We quickly acclimatised to our ‘new’ home, one of the oldest built structures outside of the city centre. It was constructed around 1730 and shares many features with Malahide’s Newbridge House (on Dublin’s north side) which was built simultaneously.
The building is 12,000 square feet and comfortably houses almost 70 of us when our CATI unit is in action.
Its interior is protected (because of its architectural significance) and the hall, boardroom and overhead office ceilings have plasterwork of an unparalleled standard. The back staircase has been described as having exceptional carpentry, unique to its period.
Originally a private house it served as a convent till 20 years ago, home to the Irish Sister’s of Charity nuns since the 1880s and prior to that for a period (at the time of the 1837 census) as home “to the Misses Hunt”, and “a dissenting place of worship for Irish Independents”. It was partially “victorianised”, with a tiled entry floor being overlayed on the original stone flagging, by the architect/builder HJ Byrne who constructed and designed the adjoining Church and Bell tower, as well as nearby Ranelagh’s Beechwood Avenue Church.

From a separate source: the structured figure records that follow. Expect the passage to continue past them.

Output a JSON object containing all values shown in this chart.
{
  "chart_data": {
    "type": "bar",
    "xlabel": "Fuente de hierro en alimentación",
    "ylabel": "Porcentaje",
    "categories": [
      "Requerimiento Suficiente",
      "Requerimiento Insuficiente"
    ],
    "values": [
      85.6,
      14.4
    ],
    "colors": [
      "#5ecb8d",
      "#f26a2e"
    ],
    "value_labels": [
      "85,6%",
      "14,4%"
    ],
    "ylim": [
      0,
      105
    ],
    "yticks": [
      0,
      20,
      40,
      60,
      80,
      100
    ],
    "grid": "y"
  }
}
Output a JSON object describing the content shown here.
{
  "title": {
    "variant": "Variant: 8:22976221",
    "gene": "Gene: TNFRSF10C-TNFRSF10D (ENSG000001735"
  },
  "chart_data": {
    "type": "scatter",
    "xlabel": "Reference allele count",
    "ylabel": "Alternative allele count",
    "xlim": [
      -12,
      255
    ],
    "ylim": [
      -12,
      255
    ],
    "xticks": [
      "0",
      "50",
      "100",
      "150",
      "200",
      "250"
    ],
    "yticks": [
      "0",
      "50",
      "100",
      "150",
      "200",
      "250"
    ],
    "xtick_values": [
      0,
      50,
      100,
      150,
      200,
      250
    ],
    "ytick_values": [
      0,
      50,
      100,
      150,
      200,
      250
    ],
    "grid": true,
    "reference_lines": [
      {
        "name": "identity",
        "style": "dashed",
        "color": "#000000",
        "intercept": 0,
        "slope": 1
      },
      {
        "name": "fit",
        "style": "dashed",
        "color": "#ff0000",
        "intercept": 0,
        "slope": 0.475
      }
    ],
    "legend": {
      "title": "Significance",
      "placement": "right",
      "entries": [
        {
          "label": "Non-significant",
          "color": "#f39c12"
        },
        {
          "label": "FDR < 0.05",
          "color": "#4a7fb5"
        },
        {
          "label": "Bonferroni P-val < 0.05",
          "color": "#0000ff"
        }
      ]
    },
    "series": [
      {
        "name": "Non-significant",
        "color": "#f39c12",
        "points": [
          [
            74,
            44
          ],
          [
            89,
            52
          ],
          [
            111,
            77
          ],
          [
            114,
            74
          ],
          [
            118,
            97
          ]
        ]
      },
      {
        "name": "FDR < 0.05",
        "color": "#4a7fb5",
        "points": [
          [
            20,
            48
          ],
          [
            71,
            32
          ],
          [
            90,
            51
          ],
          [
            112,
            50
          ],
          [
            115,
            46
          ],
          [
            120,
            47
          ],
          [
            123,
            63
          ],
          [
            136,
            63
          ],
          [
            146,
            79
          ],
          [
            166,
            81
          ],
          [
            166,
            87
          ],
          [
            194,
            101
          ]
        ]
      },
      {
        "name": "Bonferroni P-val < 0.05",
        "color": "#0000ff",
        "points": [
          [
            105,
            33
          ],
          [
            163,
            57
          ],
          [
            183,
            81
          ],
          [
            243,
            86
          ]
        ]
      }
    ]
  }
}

We are still frequently visited by former students of the now-closed St Anne’s girl’s school, which was located down Milltown Hill and run by the departed, but fondly remembered, nuns. Maps from the time of its building show it was accessed via so-called “Coldblow Lane”, such was the likelihood of mugging and ambush as one traveled from Donnybrook. The closest neighbours were then in Clonskeagh Castle; their descendant Andrew Jackson became the 7th President of America.
The building was extensively restored in the late 1990s with lengthy cleaning and repairs to the plasterwork by craftsmen supervised by An Taisce, the body which aims to preserve Irish built heritage. The floor that houses our attic phone unit was added as well as a lift and modern plumbing. The workmen at that time suspected it was haunted and felt a “benign but unexplained presence”, of origin unknown.
It is a splendid environment in which to work and we feel privileged and lucky to have found so fine a new home for the company. We are happy to share it with our clients and spirits of and from the past, although the latter tend to keep a reassuringly lower profile these days.